Elle a accusé son adversaire d'être "100 %" responsable des crises, comme celle des "gilets jaunes", et de ne pas anticiper celle de l'inflation. La candidate RN, qui a lissé son image tout en gardant un programme radical sur l'immigration, a fait de la défense du pouvoir d'achat l'axe prioritaire de sa campagne.
Outre la gauche, Emmanuel Macron va tenter de convaincre les 26 % d'abstentionnistes du premier tour (contre 22,3% en 2017). Le taux de participation a tendance à baisser de plusieurs points au second tour, injectant une nouvelle volatilité dans la course.
L'ancien banquier d'affaires a du mal à se débarrasser de son étiquette de "président des riches". Ses détracteurs continuent de fulminer contre la suppression de l'impôt sur la fortune et la réduction de l'impôt sur les sociétés. Il a également fait adopter des réformes facilitant les embauches comme les licenciements - l'une des nombreuses mesures favorables aux entreprises qui ont alimenté les manifestations du mouvement populaire des "Gilets jaunes" contre son gouvernement en 2018 et 2019.
Mélenchon, la clé du second tour ?
Le candidat de la France Insoumise Jean-Luc Mélenchon a terminé juste derrière Marine Le Pen, avec une différence de seulement 1,2 point. La candidate RN "a touché le côté gauche de l'électorat. Elle va défier Macron sur ces questions qui se sont avérées compliquées pour lui", a estimé Tara Varma, chercheuse au Conseil européen des relations internationales. Selon des analystes, de nombreux opposants de Macron se sont tournés vers Mélenchon ou Le Pen, ou ont refusé de voter cette fois-ci.

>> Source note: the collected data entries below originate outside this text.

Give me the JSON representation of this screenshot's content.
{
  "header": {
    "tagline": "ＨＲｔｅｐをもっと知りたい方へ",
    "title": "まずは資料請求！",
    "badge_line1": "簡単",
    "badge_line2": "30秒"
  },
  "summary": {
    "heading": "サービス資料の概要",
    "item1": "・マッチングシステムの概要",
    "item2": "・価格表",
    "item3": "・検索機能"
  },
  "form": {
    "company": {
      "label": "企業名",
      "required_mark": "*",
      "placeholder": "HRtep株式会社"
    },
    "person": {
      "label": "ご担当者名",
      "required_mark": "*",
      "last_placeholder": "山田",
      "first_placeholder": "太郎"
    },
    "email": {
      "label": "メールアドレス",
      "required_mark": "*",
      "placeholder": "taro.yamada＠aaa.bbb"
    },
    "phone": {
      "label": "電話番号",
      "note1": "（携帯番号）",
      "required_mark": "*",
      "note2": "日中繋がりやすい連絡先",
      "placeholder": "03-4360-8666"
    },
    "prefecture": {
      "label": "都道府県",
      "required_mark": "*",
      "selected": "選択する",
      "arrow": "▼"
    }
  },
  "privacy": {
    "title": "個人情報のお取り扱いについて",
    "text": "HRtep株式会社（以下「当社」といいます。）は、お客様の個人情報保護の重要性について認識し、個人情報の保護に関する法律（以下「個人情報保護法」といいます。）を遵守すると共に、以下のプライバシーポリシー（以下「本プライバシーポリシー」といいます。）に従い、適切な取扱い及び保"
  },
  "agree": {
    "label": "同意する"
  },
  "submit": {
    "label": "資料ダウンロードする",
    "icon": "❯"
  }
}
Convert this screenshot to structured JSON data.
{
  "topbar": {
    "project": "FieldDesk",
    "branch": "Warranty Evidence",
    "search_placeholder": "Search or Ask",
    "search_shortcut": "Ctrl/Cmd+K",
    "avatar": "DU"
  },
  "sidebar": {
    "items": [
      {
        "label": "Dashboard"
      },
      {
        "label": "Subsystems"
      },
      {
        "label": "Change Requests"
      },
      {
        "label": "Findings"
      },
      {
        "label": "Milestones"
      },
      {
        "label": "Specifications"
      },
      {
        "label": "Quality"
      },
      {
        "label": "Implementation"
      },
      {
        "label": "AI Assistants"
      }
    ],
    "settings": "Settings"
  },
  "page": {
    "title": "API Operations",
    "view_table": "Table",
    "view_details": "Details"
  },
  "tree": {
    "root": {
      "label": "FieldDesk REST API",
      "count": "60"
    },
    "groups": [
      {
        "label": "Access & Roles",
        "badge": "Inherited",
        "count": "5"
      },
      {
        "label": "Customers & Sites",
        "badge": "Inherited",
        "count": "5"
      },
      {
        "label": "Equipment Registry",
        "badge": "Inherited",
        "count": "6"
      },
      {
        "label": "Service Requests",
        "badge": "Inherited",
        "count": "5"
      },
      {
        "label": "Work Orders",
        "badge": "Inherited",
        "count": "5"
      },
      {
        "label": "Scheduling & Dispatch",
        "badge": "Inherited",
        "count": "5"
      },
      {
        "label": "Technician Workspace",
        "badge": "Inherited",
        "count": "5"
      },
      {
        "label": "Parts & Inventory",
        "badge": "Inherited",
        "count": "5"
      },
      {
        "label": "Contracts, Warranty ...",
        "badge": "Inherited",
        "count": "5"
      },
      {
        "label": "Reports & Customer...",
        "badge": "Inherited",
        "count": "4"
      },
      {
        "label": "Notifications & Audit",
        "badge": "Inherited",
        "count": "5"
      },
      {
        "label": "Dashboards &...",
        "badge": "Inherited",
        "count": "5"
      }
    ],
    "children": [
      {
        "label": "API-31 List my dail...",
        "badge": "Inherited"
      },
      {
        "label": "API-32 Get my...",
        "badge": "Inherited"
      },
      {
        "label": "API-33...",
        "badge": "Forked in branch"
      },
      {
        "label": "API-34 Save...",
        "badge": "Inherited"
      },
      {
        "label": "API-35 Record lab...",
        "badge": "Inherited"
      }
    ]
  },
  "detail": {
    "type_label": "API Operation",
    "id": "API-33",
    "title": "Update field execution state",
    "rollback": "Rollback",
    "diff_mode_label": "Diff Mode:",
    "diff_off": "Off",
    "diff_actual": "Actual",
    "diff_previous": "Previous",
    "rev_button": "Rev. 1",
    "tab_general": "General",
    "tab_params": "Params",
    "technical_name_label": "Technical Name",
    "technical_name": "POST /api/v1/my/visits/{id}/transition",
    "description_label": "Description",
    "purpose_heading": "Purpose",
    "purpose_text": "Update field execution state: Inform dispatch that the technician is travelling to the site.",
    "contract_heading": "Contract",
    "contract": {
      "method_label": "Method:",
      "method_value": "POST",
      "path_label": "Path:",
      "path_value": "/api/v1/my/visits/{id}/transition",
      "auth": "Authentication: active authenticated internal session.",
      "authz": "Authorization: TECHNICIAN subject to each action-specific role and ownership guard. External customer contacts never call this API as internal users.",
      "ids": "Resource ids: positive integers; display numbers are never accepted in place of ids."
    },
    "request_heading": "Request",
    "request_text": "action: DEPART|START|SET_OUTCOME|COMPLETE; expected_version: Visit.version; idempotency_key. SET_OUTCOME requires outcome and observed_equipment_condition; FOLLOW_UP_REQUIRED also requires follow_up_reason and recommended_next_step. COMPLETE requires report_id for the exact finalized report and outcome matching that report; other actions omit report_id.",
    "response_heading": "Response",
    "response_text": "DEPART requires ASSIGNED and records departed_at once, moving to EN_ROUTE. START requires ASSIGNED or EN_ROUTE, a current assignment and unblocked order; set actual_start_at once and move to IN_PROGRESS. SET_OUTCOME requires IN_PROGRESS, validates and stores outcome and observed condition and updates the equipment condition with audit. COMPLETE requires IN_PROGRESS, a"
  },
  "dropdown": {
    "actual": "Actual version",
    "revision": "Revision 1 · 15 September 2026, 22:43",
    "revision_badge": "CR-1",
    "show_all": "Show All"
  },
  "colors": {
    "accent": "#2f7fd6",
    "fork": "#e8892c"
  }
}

Même s'il n'a que 44 ans et qu'il a pris ses fonctions en 2017 comme le plus jeune président de l'histoire contemporaine de la France, Emmanuel Macron n'a pas fait le plein de voix chez les jeunes. Entre 34,8% et 36% des 18-24 ans ont préféré voter pour le candidat de gauche radicale Jean-Luc Mélenchon, alors que seulement 21% à 24,3% ont choisi M. Macron, selon des sondages d'Harris Interactive.
Pour le directeur d'Ipsos, Brice Teinturier, "Emmanuel Macron part avec un petit avantage. On est loin de ce que nous avions en 2017. Et là, très clairement, c'est Jean-Luc Mélenchon, ou plutôt son électorat, qui détient en grande partie la clé de ce second tour". Plusieurs sondages indiquent que ses électeurs sont divisés pour le second tour. Un tiers indique vouloir voter pour M. Macron, un autre tiers préfère Le Pen. Le reste dit s'abstenir.
Étonnamment, Jean-Luc Mélenchon et Marine Le Pen ont en commun sympathie envers le président russe Vladimir Poutine, dont la continuité n'est pas effacée par la récente union sacrée qui a suivi l'invasion russe de l'Ukraine. Dans le cas du candidat de la France Insoumise, cette sympathie s'est vérifiée au fil des ans, par exemple, avec ses commentaires sur l'intervention de Moscou en Syrie. Quant à la candidate RN en lice pour le second tour, son parti avait obtenu un prêt russe de 9 millions d'euros pour la campagne de 2017.